For Halloween videos, games, and other interesting articles (including Historic Haunts) check out History Channel's Halloween page: HISTORY CHANNEL HALLOWEEN

Sunday, October 11, 2009

The Myrtles Plantation

I would like to share a very interesting read about the history The Myrtles Plantation:


This ghost photo of "Chloe" is one of my all time favorites:

For those interesting in visiting The Myrtles, here is the official site:


I would love to one day take a trip to St. Francisville...ghost equipment in tow!

Saturday, October 10, 2009

Paranormal Activity

I’ve been following the possible nationwide release of the movie Paranormal Activity.

Premise: “Soon after moving into a suburban tract home, Katie (Katie Featherston) and Micah (Micah Sloat) become increasingly disturbed by what appears to be a supernatural presence. Hoping to capture evidence of the haunting on film, Katie and Micah set up video cameras in their home, but they are not prepared for the terrifying occurrences which follow.”

All of the buzz has been about how damn scary it’s supposed to be. Of course I wanted to see it, but it wasn’t playing in Birmingham. Through promotion they set up a site and claimed that if over a million people requested it, it would be shown nationwide. Well, they got their million requests, and it opens everywhere on October 16th. Yay!

I do have one concern though…the entire movie took only 7 days to make, and was done on a budget of $11,000. Sounds very Blair Witchy to me. Yes, I’m still bitter about the whole Blair Witch thing.

Visit the official movie & trailer site: PARANORMAL ACTIVITY

Ghost Lab

A new ghost show premiered on Discovery channel last night, Ghost Lab. For those not familiar, here is the premise:

“With the help of the latest technology, two brothers have uncovered some of the most powerful results in supernatural research to date — including a recording of Civil War soldiers talking. Meet Brad and Barry Klinge, Texas natives who in 2007 founded Everyday Paranormal, an investigation team that has explored more than 70 locations and set a new standard in supernatural research with some of the world’s most sophisticated equipment housed in a decked-out traveling “ghost lab.”

Traveling the country, the 24-foot car hauler can provide 200,000 watts of electricity to power audio-, video- and photo-analysis stations; flat-screen televisions; and an interactive touch-screen smart board. The lab houses surveillance video cameras capable of shooting 300 feet away in total darkness with a 180-degree peripheral view; temperature, humidity and dew point data loggers; various digital cameras, including thermal-imaging cameras; audio recorders; and more than 8,000 feet of video cable. This on-site high-tech lab enables investigators to analyze data on the premises in real time, helping them to more narrowly focus their investigations on known hot spots.
Join the Klinge brothers, along with some of the world’s foremost specialists in science measurements, as they devise and test cutting-edge theories during their investigations, in Ghost Lab. The all-new series premieres Tuesday, Oct. 6, at 10 p.m. ET/PT.”
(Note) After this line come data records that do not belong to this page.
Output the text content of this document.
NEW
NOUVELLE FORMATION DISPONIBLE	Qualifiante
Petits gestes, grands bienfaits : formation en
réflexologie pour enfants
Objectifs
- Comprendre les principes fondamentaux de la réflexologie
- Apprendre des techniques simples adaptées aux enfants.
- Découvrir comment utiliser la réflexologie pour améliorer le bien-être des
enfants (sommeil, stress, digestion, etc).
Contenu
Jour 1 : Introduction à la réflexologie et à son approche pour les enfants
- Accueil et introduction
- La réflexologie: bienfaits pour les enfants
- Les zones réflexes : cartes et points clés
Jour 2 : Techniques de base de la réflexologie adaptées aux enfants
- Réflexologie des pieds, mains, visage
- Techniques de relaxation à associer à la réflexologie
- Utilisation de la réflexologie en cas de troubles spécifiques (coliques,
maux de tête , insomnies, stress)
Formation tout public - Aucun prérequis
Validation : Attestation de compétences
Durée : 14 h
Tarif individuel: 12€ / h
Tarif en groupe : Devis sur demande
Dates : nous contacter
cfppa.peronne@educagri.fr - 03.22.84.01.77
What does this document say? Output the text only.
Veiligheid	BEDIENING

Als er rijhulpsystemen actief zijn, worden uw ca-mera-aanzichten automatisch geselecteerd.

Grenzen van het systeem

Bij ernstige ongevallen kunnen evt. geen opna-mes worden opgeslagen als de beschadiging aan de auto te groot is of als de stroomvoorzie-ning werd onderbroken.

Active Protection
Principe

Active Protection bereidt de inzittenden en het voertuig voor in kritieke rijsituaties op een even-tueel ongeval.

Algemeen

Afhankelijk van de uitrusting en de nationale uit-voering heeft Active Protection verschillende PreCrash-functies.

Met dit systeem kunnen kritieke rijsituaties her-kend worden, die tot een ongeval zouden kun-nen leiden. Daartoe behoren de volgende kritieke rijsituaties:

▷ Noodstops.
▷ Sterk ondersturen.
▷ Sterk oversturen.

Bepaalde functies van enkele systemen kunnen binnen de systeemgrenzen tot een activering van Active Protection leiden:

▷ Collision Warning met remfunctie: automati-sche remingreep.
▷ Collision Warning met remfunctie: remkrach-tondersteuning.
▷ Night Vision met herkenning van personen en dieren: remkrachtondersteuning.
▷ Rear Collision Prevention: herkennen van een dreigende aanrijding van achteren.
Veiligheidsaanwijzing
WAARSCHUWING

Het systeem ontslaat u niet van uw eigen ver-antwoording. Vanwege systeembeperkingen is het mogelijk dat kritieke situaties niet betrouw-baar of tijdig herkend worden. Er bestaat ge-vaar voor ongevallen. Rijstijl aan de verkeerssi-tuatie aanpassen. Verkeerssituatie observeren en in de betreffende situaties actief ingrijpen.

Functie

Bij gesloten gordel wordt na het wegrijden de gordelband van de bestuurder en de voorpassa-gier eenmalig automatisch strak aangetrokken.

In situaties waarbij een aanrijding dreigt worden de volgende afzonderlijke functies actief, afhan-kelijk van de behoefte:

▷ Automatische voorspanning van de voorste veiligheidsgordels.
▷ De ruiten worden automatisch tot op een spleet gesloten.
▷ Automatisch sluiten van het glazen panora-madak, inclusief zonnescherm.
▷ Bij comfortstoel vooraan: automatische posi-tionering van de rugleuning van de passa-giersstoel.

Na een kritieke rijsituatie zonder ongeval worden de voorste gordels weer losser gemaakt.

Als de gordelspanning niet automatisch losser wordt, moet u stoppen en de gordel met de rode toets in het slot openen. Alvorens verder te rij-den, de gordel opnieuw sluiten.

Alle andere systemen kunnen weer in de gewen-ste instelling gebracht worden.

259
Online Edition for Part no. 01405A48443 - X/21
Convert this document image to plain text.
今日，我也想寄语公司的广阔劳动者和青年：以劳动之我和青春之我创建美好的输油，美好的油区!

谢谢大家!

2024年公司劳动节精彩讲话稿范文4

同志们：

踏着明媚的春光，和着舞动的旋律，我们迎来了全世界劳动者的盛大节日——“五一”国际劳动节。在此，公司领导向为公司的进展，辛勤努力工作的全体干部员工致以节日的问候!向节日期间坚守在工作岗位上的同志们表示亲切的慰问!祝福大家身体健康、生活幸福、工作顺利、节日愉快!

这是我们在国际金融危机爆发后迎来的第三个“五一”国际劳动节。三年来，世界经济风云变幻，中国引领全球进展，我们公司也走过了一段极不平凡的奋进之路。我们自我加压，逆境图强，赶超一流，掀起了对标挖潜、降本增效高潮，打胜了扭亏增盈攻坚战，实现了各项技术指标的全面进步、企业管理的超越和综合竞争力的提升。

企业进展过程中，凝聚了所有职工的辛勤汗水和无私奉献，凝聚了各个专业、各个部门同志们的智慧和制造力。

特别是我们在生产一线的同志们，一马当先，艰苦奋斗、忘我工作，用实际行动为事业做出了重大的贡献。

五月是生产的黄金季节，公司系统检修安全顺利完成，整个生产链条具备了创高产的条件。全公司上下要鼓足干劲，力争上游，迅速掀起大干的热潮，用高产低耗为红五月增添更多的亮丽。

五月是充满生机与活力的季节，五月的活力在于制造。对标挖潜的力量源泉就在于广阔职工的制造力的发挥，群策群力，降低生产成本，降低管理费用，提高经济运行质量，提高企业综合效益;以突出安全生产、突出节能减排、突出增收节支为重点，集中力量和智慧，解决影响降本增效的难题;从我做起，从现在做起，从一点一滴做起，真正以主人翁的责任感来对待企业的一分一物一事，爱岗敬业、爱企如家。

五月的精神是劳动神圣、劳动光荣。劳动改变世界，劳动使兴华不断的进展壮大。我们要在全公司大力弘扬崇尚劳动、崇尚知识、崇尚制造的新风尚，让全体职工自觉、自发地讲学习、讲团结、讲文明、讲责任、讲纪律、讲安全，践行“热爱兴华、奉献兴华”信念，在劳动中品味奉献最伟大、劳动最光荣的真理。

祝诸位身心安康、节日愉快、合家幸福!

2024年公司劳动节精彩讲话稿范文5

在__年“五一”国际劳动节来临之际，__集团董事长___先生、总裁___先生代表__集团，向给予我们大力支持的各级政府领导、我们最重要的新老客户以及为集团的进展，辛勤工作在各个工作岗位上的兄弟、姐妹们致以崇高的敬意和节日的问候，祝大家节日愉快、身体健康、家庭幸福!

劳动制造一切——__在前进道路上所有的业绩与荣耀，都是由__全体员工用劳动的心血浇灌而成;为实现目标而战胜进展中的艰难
I’m going to need to see it a few more times before I form a definite opinion one way or the other. It seems they are out only to prove to the world the existence of ghosts. I’m not sure this can be done, as non-believers are hard (if not impossible) to sway. No matter what you show them, unless a ghosts strolls up and sits on their lap they will never believe.

Unlike Ghost Hunters, who operate under the assumption that everything can be debunked until well, it can’t, and only then can a place be labled haunted, the Ghost Lab team quickly blurts out, “This place is SO haunted!”

While I think the “Era Cues” theory is interesting, and might could be well applied (especially in an intelligent haunting), I didn’t appreciate the fact that it was mentioned over and over – basically being crammed down my throat. They were trying too hard to sell the idea.

I was also a little skeptical about the high quality EVP’s they collected. Those are NOT that easy to come by, yet they are belting out clear as day Class A EVP’s like it was nothing. I just don’t know. Let’s see what the next episode brings.